Scott misses the point of Diamond’s The World Until Yesterday

Does James Scott have something personal against Jared Diamond? That is unfortunately the question one is left with after reading Scott’s review of Diamond’s The World Until Yesterday. Scott acknowledges that the question of whether there is something to be learnt from traditional societies is reasonable, however he resents Diamond’s answers.

First, he thinks the lessons to be learnt are unexciting:

But what a disappointment it is, after nearly five hundred pages of anecdotes, assertions, snippets of scientific studies, observations, detours into the evolution of religion, reports of near-death experiences – Diamond can be a gripping storyteller – to hear the lessons he has distilled for us. We should learn more languages; we should practise more intimate and permissive child-rearing; we should spend more time socialising and talking face to face; we should utilise the wisdom and knowledge of our elders; we should learn to assess the dangers in our environment more realistically.

But what what kind of magic bullets was Scott expecting?
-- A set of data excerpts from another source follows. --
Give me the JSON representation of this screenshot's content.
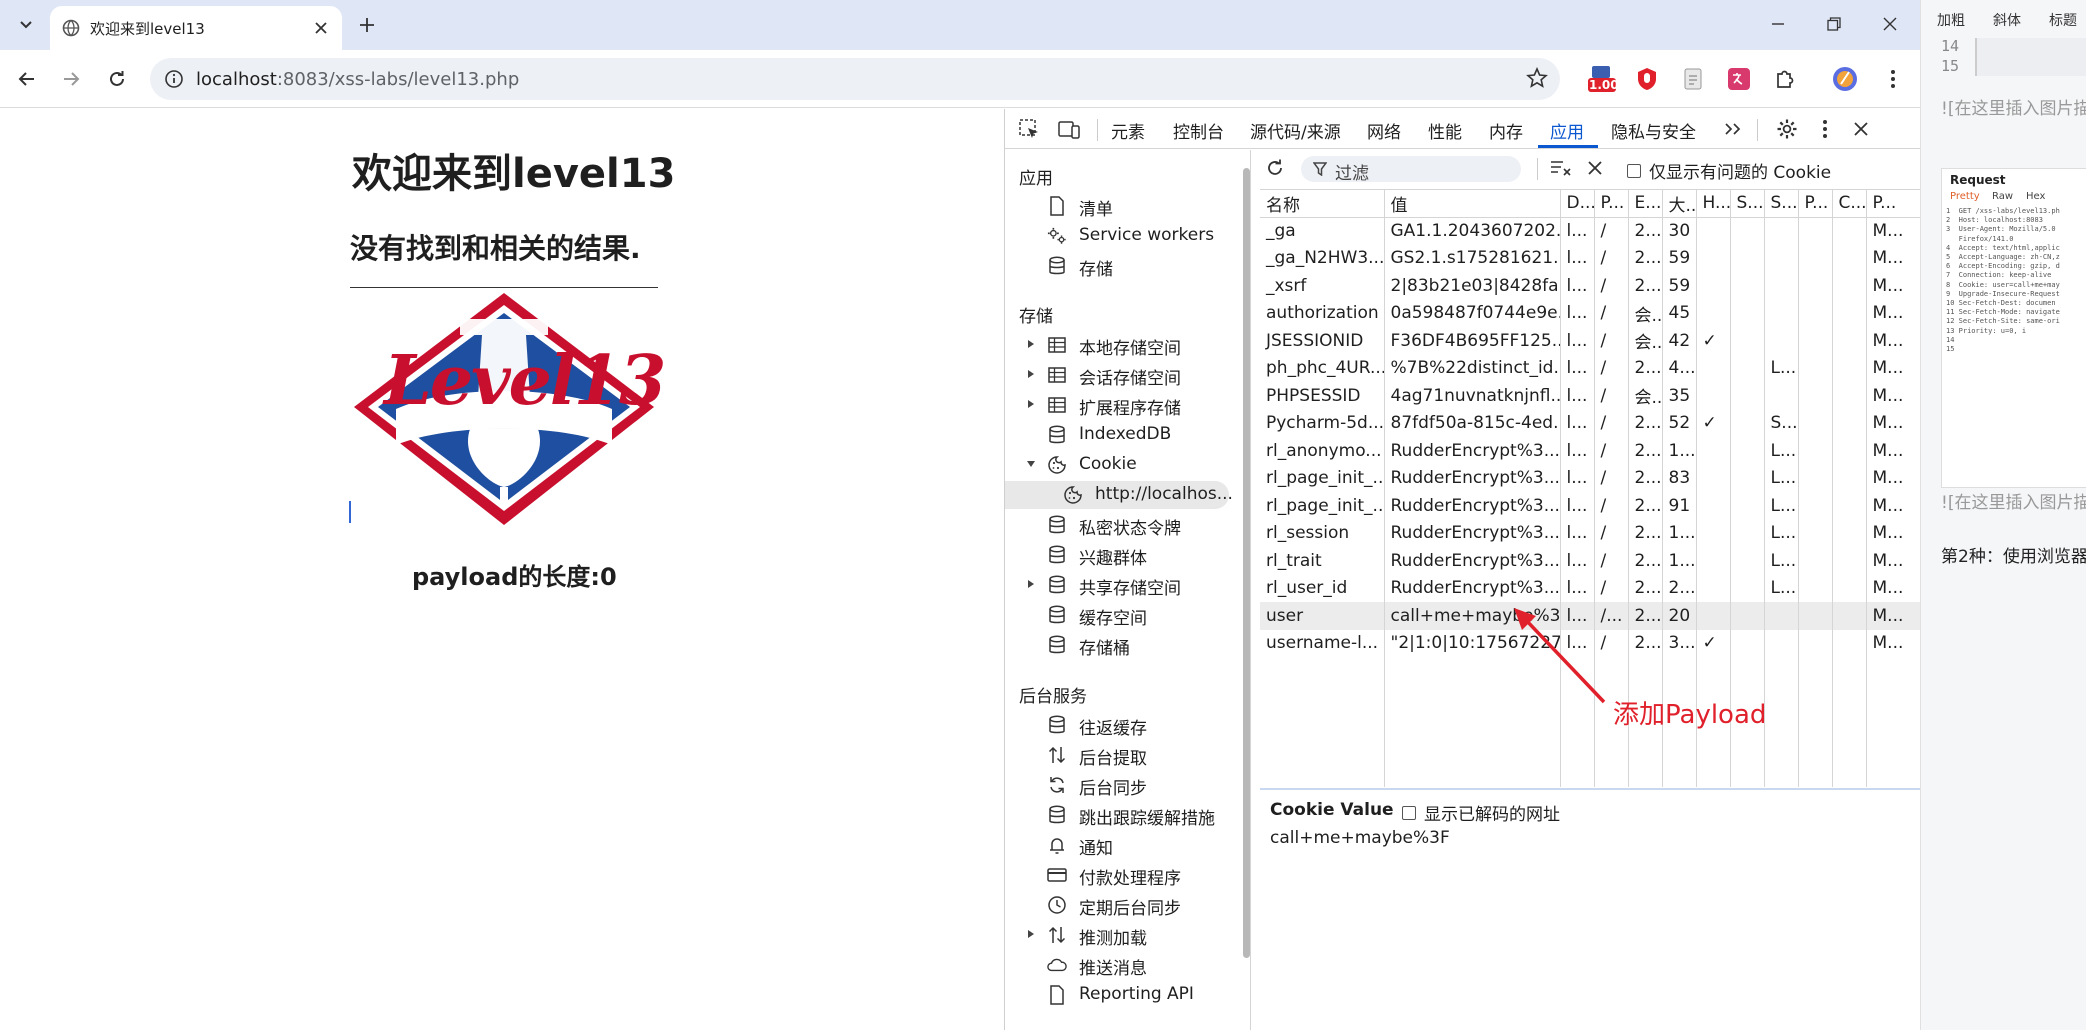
{
  "browser": {
    "tab_title": "欢迎来到level13",
    "url_host": "localhost",
    "url_rest": ":8083/xss-labs/level13.php",
    "ext_badge": "1.00"
  },
  "page": {
    "title": "欢迎来到level13",
    "result_text": "没有找到和相关的结果.",
    "logo_text": "Level13",
    "payload_label": "payload的长度:0"
  },
  "devtools": {
    "tabs": [
      "元素",
      "控制台",
      "源代码/来源",
      "网络",
      "性能",
      "内存",
      "应用",
      "隐私与安全"
    ],
    "active_tab": "应用",
    "sidebar": {
      "section_app": "应用",
      "app_items": [
        "清单",
        "Service workers",
        "存储"
      ],
      "section_storage": "存储",
      "storage_items": [
        "本地存储空间",
        "会话存储空间",
        "扩展程序存储",
        "IndexedDB",
        "Cookie"
      ],
      "cookie_origin": "http://localhos...",
      "storage_items2": [
        "私密状态令牌",
        "兴趣群体",
        "共享存储空间",
        "缓存空间",
        "存储桶"
      ],
      "section_bg": "后台服务",
      "bg_items": [
        "往返缓存",
        "后台提取",
        "后台同步",
        "跳出跟踪缓解措施",
        "通知",
        "付款处理程序",
        "定期后台同步",
        "推测加载",
        "推送消息",
        "Reporting API"
      ]
    },
    "filter_placeholder": "过滤",
    "only_issues_label": "仅显示有问题的 Cookie",
    "table": {
      "headers": [
        "名称",
        "值",
        "D...",
        "P...",
        "E...",
        "大...",
        "H...",
        "S...",
        "S...",
        "P...",
        "C...",
        "P..."
      ],
      "rows": [
        [
          "_ga",
          "GA1.1.2043607202...",
          "l...",
          "/",
          "2...",
          "30",
          "",
          "",
          "",
          "",
          "",
          "M..."
        ],
        [
          "_ga_N2HW3...",
          "GS2.1.s175281621...",
          "l...",
          "/",
          "2...",
          "59",
          "",
          "",
          "",
          "",
          "",
          "M..."
        ],
        [
          "_xsrf",
          "2|83b21e03|8428fa...",
          "l...",
          "/",
          "2...",
          "59",
          "",
          "",
          "",
          "",
          "",
          "M..."
        ],
        [
          "authorization",
          "0a598487f0744e9e...",
          "l...",
          "/",
          "会...",
          "45",
          "",
          "",
          "",
          "",
          "",
          "M..."
        ],
        [
          "JSESSIONID",
          "F36DF4B695FF125...",
          "l...",
          "/",
          "会...",
          "42",
          "✓",
          "",
          "",
          "",
          "",
          "M..."
        ],
        [
          "ph_phc_4UR...",
          "%7B%22distinct_id...",
          "l...",
          "/",
          "2...",
          "4...",
          "",
          "",
          "L...",
          "",
          "",
          "M..."
        ],
        [
          "PHPSESSID",
          "4ag71nuvnatknjnfl...",
          "l...",
          "/",
          "会...",
          "35",
          "",
          "",
          "",
          "",
          "",
          "M..."
        ],
        [
          "Pycharm-5d...",
          "87fdf50a-815c-4ed...",
          "l...",
          "/",
          "2...",
          "52",
          "✓",
          "",
          "S...",
          "",
          "",
          "M..."
        ],
        [
          "rl_anonymo...",
          "RudderEncrypt%3...",
          "l...",
          "/",
          "2...",
          "1...",
          "",
          "",
          "L...",
          "",
          "",
          "M..."
        ],
        [
          "rl_page_init_...",
          "RudderEncrypt%3...",
          "l...",
          "/",
          "2...",
          "83",
          "",
          "",
          "L...",
          "",
          "",
          "M..."
        ],
        [
          "rl_page_init_...",
          "RudderEncrypt%3...",
          "l...",
          "/",
          "2...",
          "91",
          "",
          "",
          "L...",
          "",
          "",
          "M..."
        ],
        [
          "rl_session",
          "RudderEncrypt%3...",
          "l...",
          "/",
          "2...",
          "1...",
          "",
          "",
          "L...",
          "",
          "",
          "M..."
        ],
        [
          "rl_trait",
          "RudderEncrypt%3...",
          "l...",
          "/",
          "2...",
          "1...",
          "",
          "",
          "L...",
          "",
          "",
          "M..."
        ],
        [
          "rl_user_id",
          "RudderEncrypt%3...",
          "l...",
          "/",
          "2...",
          "2...",
          "",
          "",
          "L...",
          "",
          "",
          "M..."
        ],
        [
          "user",
          "call+me+maybe%3F",
          "l...",
          "/...",
          "2...",
          "20",
          "",
          "",
          "",
          "",
          "",
          "M..."
        ],
        [
          "username-l...",
          "\"2|1:0|10:17567227...",
          "l...",
          "/",
          "2...",
          "3...",
          "✓",
          "",
          "",
          "",
          "",
          "M..."
        ]
      ],
      "selected_row": 14
    },
    "cookie_value_title": "Cookie Value",
    "show_decoded_label": "显示已解码的网址",
    "cookie_value": "call+me+maybe%3F"
  },
  "annotation": {
    "text": "添加Payload",
    "color": "#e0202a"
  },
  "editor": {
    "tools": [
      "加粗",
      "斜体",
      "标题"
    ],
    "line_numbers": [
      "14",
      "15"
    ],
    "placeholder1": "![在这里插入图片描",
    "request_title": "Request",
    "request_tabs": [
      "Pretty",
      "Raw",
      "Hex"
    ],
    "request_lines": "1  GET /xss-labs/level13.ph\n2  Host: localhost:8083\n3  User-Agent: Mozilla/5.0\n   Firefox/141.0\n4  Accept: text/html,applic\n5  Accept-Language: zh-CN,z\n6  Accept-Encoding: gzip, d\n7  Connection: keep-alive\n8  Cookie: user=call+me+may\n9  Upgrade-Insecure-Request\n10 Sec-Fetch-Dest: documen\n11 Sec-Fetch-Mode: navigate\n12 Sec-Fetch-Site: same-ori\n13 Priority: u=0, i\n14\n15",
    "placeholder2": "![在这里插入图片描",
    "method2": "第2种：使用浏览器"
  }
}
Second, he mischaracterizes Diamond as maintaining

the indefensible premise that contemporary hunter-gatherer societies are survivals, museum exhibits of the way life was lived for the entirety of human history ‘until yesterday’ – preserved in amber for our examination.

Of course Diamond believes no such thing, but in the absence of much hard evidence, contemporary traditional societies is what we have. Maybe Diamond exaggerates what can be learnt, but Scott does not make this nuanced criticism. And even if he had, that would partly have been missing Diamond’s purpose, which specifically is to see the world of traditional peoples as being full of small experiments that we might learn from, not to show exactly how people lived hundreds or thousands of years ago.

Scott tops it by ending the review with asking Diamond to “shut up”. All this is unfortunate, since what is valuable in his review disappears. I too thinks it strange that Diamond does not discuss large-scale wars or other dangers of modern states. There are problematic aspects of the development of states. Scott claims that slave-holding was also an essential part of early states.

To conclude, Diamond’s point, which Scott apparently does not see, is to see what we can learn from traditional societies. His sample size is limited, but he does a great job with what he has.